Here’s my list of dos and don’ts for overweight or diabetic patients, as well as anyone who wants to take better care of his or her heart.
- Limit Saturated Fat. To remember what to cut down on, refer to DART.
- Dairy: whole milk, cream, butter, and regular cheese
- Animal Fat: beef, pork, chicken, and fish
- Restaurant: fried food, especially
- Treats: chocolate, cookies, and baked goods (especially if they contain hydrogenated or palm kernel oils)
- Limit the cholesterol you eat to less than 200 mg a day. Foods that are high in cholesterol include fatty meats, regular cheeses, and other dairy products that aren’t slim or lower.
- Cut back on sodium. The salt shaker contributes only 5 to 11 percent of the sodium in an average diet. The rest comes from restaurants, processed foods, deli meats (including the freshly cut ones), canned food, and convenience items. It’s best to consume those in moderation or avoid them overall.
- Get more fiber. Aim for a minimum of 20 grams of fiber a day. If you can squeeze in 40 grams, that’s even better! Vegetables, beans, fruits, and whole grains are excellent sources of fiber. You can also consider taking supplemental fibers like psyllium fiber.

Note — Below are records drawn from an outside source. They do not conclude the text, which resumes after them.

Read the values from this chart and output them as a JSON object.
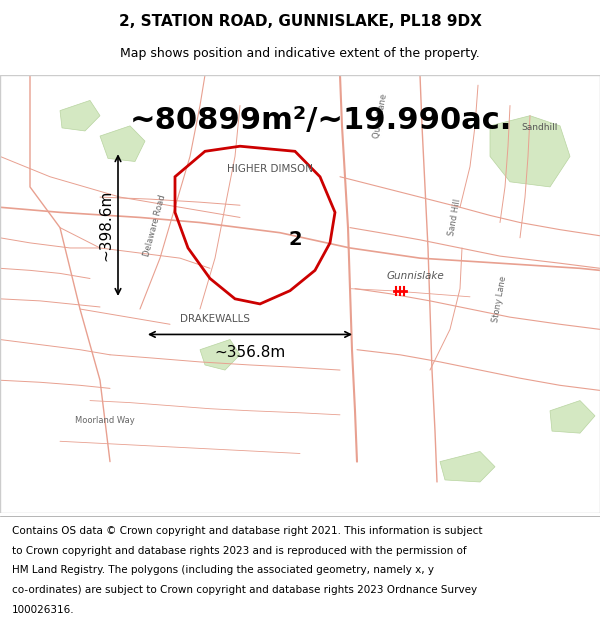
{
  "title": "2, STATION ROAD, GUNNISLAKE, PL18 9DX",
  "subtitle": "Map shows position and indicative extent of the property.",
  "area_text": "~80899m²/~19.990ac.",
  "dim_horizontal": "~356.8m",
  "dim_vertical": "~398.6m",
  "label_number": "2",
  "label_place": "HIGHER DIMSON",
  "label_drakewalls": "DRAKEWALLS",
  "label_gunnislake": "Gunnislake",
  "footer_lines": [
    "Contains OS data © Crown copyright and database right 2021. This information is subject",
    "to Crown copyright and database rights 2023 and is reproduced with the permission of",
    "HM Land Registry. The polygons (including the associated geometry, namely x, y",
    "co-ordinates) are subject to Crown copyright and database rights 2023 Ordnance Survey",
    "100026316."
  ],
  "bg_color": "#ffffff",
  "map_bg": "#f2ebe6",
  "road_color": "#e8a090",
  "polygon_color": "#cc0000",
  "title_fontsize": 11,
  "subtitle_fontsize": 9,
  "area_fontsize": 22,
  "dim_fontsize": 11,
  "footer_fontsize": 7.5
}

- Eat approximately four ounces of fish twice a week. Coldwater fish like salmon, albacore tuna, cod, and trout are rich in omega-3 fatty acids, which help lower the risk of heart disease. Talk to your dietitian or pharmacist to understand healthy levels of Eicosapentaenoic Acid (EPA), a type of omega-3 fatty acid, found in foods and supplements.
- Only consume alcohol after asking your doctor if it will mix with your medication(s). And if your doctor gives you the green light to drink in moderation, consider sipping on red wine.

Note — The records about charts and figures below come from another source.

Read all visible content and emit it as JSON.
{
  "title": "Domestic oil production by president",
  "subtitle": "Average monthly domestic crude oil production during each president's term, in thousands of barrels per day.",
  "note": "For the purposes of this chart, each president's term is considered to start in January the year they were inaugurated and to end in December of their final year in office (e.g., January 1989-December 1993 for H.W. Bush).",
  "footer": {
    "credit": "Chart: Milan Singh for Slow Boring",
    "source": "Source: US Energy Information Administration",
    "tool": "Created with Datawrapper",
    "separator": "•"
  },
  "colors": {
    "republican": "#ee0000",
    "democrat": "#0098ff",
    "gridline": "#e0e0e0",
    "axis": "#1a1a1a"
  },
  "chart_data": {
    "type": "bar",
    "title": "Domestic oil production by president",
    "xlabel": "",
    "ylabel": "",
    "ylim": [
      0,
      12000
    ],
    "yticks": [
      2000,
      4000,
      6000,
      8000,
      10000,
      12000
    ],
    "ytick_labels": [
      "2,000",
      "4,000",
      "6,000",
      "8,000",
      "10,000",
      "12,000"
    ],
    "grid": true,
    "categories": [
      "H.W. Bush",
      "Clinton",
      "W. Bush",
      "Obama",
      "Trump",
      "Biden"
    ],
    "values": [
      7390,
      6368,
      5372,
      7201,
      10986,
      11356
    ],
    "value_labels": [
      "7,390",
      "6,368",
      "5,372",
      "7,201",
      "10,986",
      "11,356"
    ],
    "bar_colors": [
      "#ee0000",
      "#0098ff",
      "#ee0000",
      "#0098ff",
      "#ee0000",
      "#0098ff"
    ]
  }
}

- Do not consume more than 200 mg of caffeine in a day. Caffeine affects blood pressure and rapid eye movement (REM) sleep. Excess consumption leads to interrupted or loss of REM sleep cycles which affects blood pressure and weight.
- Understand what to look for on a food label. Know what all the numbers actually mean to better understand how the food will affect your body.
- If you plan on using a meal preparation service that makes meals according to a prescription, consider the one I recommend to most of my patients: a heart-healthy, high-fiber, carbohydrate-controlled, weight management meal plan. From there, I prescribe a set of calories based on how much weight needs to be lost or gained. To meet the personalized needs of my patients, I also set specific numbers for fiber, fat, and protein intake.
By following these simple steps and turning them into habits, you’re on your way to a healthier heart and a healthier you! Be sure to talk to your doctor about ways to reduce your cardiac disease risk.